Boundaries wisely and peacefully breaks up their gravy train w/o a word on our part....
blessings
c
Hi Szarycki
Submitted by 1Melody1 on
I can relate to almost everything in your post. I was with my ADHD husband for 20+ years. I just left this year with a teen-aged daughter.
You mentioned you no longer have hope the situation will improve. I felt the same way. As long as the ADHD partner remains unwilling to change or unable to see the impact of the ADHD on the relationship, there is only so much the non-ADHD spouse can do. The situation will not magically get better - our ADHD spouses are often perfectly happy with exactly how things are, so why change anything?

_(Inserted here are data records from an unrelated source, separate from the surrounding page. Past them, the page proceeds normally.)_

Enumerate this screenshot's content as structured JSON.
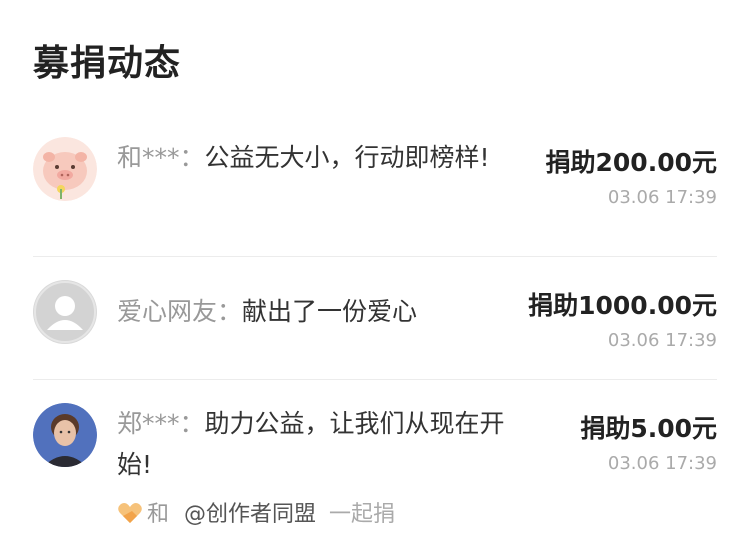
{
  "header": {
    "title": "募捐动态"
  },
  "donations": [
    {
      "name": "和***：",
      "message": "公益无大小，行动即榜样!",
      "amount": "捐助200.00元",
      "time": "03.06 17:39",
      "avatar_icon": "pig-avatar-icon"
    },
    {
      "name": "爱心网友：",
      "message": "献出了一份爱心",
      "amount": "捐助1000.00元",
      "time": "03.06 17:39",
      "avatar_icon": "default-user-avatar-icon"
    },
    {
      "name": "郑***：",
      "message": "助力公益，让我们从现在开始!",
      "amount": "捐助5.00元",
      "time": "03.06 17:39",
      "avatar_icon": "user-photo-avatar-icon",
      "cojoin": {
        "prefix": "和",
        "user": "@创作者同盟",
        "suffix": "一起捐",
        "icon": "heart-hands-icon"
      }
    }
  ],
  "colors": {
    "text_primary": "#222222",
    "text_name": "#999999",
    "text_time": "#aaaaaa",
    "divider": "#ececec",
    "heart_orange": "#f2a34a"
  }
}
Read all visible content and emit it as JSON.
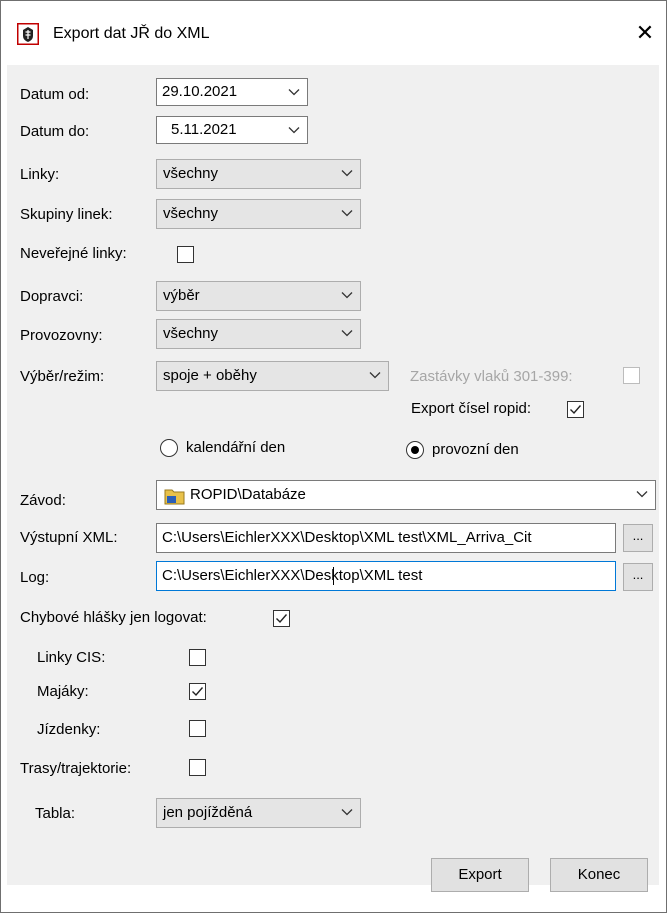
{
  "window": {
    "title": "Export dat JŘ do XML",
    "close_glyph": "✕",
    "icon": "app-icon"
  },
  "form": {
    "datum_od": {
      "label": "Datum od:",
      "value": "29.10.2021"
    },
    "datum_do": {
      "label": "Datum do:",
      "value": "5.11.2021"
    },
    "linky": {
      "label": "Linky:",
      "value": "všechny"
    },
    "skupiny_linek": {
      "label": "Skupiny linek:",
      "value": "všechny"
    },
    "neverejne_linky": {
      "label": "Neveřejné linky:",
      "checked": false
    },
    "dopravci": {
      "label": "Dopravci:",
      "value": "výběr"
    },
    "provozovny": {
      "label": "Provozovny:",
      "value": "všechny"
    },
    "vyber_rezim": {
      "label": "Výběr/režim:",
      "value": "spoje + oběhy"
    },
    "zastavky_vlaku": {
      "label": "Zastávky vlaků 301-399:",
      "checked": false,
      "enabled": false
    },
    "export_cisel_ropid": {
      "label": "Export čísel ropid:",
      "checked": true
    },
    "day_mode": {
      "options": [
        "kalendářní den",
        "provozní den"
      ],
      "selected": "provozní den"
    },
    "zavod": {
      "label": "Závod:",
      "value": "ROPID\\Databáze"
    },
    "vystupni_xml": {
      "label": "Výstupní XML:",
      "value": "C:\\Users\\EichlerXXX\\Desktop\\XML test\\XML_Arriva_Cit",
      "browse": "..."
    },
    "log": {
      "label": "Log:",
      "value": "C:\\Users\\EichlerXXX\\Desktop\\XML test",
      "browse": "..."
    },
    "chybove_hlasky": {
      "label": "Chybové hlášky jen logovat:",
      "checked": true
    },
    "linky_cis": {
      "label": "Linky CIS:",
      "checked": false
    },
    "majaky": {
      "label": "Majáky:",
      "checked": true
    },
    "jizdenky": {
      "label": "Jízdenky:",
      "checked": false
    },
    "trasy": {
      "label": "Trasy/trajektorie:",
      "checked": false
    },
    "tabla": {
      "label": "Tabla:",
      "value": "jen pojížděná"
    }
  },
  "buttons": {
    "export": "Export",
    "konec": "Konec"
  },
  "colors": {
    "client_bg": "#f0f0f0",
    "focus_border": "#0078d7",
    "app_icon_red": "#c00000"
  }
}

With little empathy, like your husband, mine did not care or understand that I was drowning, depressed and miserable. As long as he was happy and I was taking care of everything, life was good.
I would highly recommend getting a therapist just for you. Talking my situation through with a neutral third party was unbelievably helpful. I didn't do therapy for long, but it quickly offered me many new perspectives on my situation. Honestly, it ended up helping me feel confident in my choice to finally leave, which I am grateful for. The relief is unbelievable. I am healthier and our daughter is actually much happier.

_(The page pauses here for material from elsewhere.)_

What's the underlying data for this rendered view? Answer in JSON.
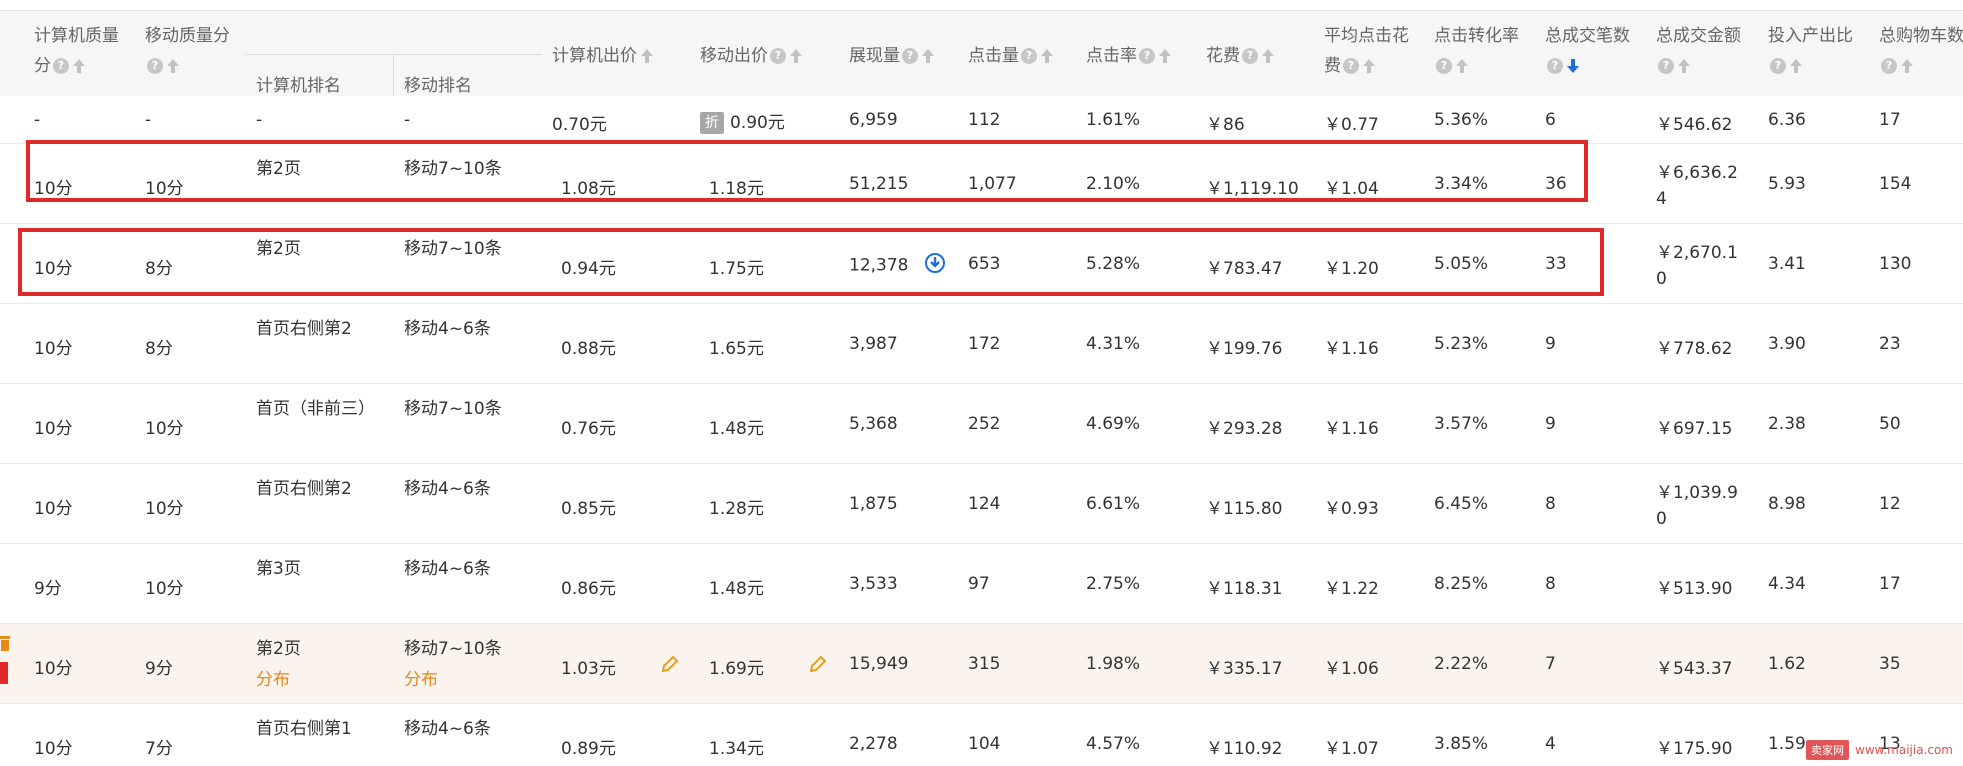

Wishing you the best no matter what you decide is best for you. Some people seem to be able to make it work, however, I believe in those cases, the ADHD partner is working as hard or harder as the non-ADHD partner on the issues and relationship. ♥
Your 27 year ride
Submitted by Shaky1 on
Hello Suzanne.
I'm sorry that my post struck a nerve. There is some very good advice on this board and I highly recommend that you do some reading of both Melissa's posts and those of others with good insight. However be aware sometimes reading too much can sink you into deep despair. I found myself so low as I read about what felt like an inevitable doom to my marriage. So keep it balanced, reading what helps you, not depresses you. I searched C Urself's posts and found a lot of help there. I'm trying to retrain my own brain to stop negative, downward thoughts and setting the boundaries so often spoken of to protect my mental and emotional state. It is working but there are good and bad days. When my husband was young he was in an accident that makes me wonder if he doesn't have damage on top of ADHD. One of the hardest parts for me was the "lies" I caught my husband in. How can I trust him? Then someone here suggested researching Confabulation and it made me realize in my husbands mind, he wasn't lying, it was the version of truth his memory-poor brain fed him. While it was still hard to stomach, I realized it wasn't intentional deception and is linked to brain damage. One such story had me ready to leave, but when I confronted him with the evidence that his "truth" was in fact wrong, the look of horror, confusion, and his remorse caused me to re-evaluate. He then agreed to see a doctor and an assessment. These things we learn al long the way can help us to have a better understanding and empathy.
Thank you for sharing
Submitted by goldenchild321 on
I read your post a few weeks ago after coming out of a relationship with my adhd ex and just wanted to say thank you for sharing. I felt everything you described even down to her being a wonderful woman. This was one of the most confusing situations I've ever experienced to the point that for therapy I come on and read other peoples stories as I pick up the pieces and move on. I felt so alone for so long and am grateful for this community. I personally hope you find peace and grace within yourself as you navigate. I remembered first reading your story and understanding how real this all is along with some since of clarity that I'm not alone. You have a heart of gold and I wish you peace and blessings. Thank you for sharing it helped me a lot mentally.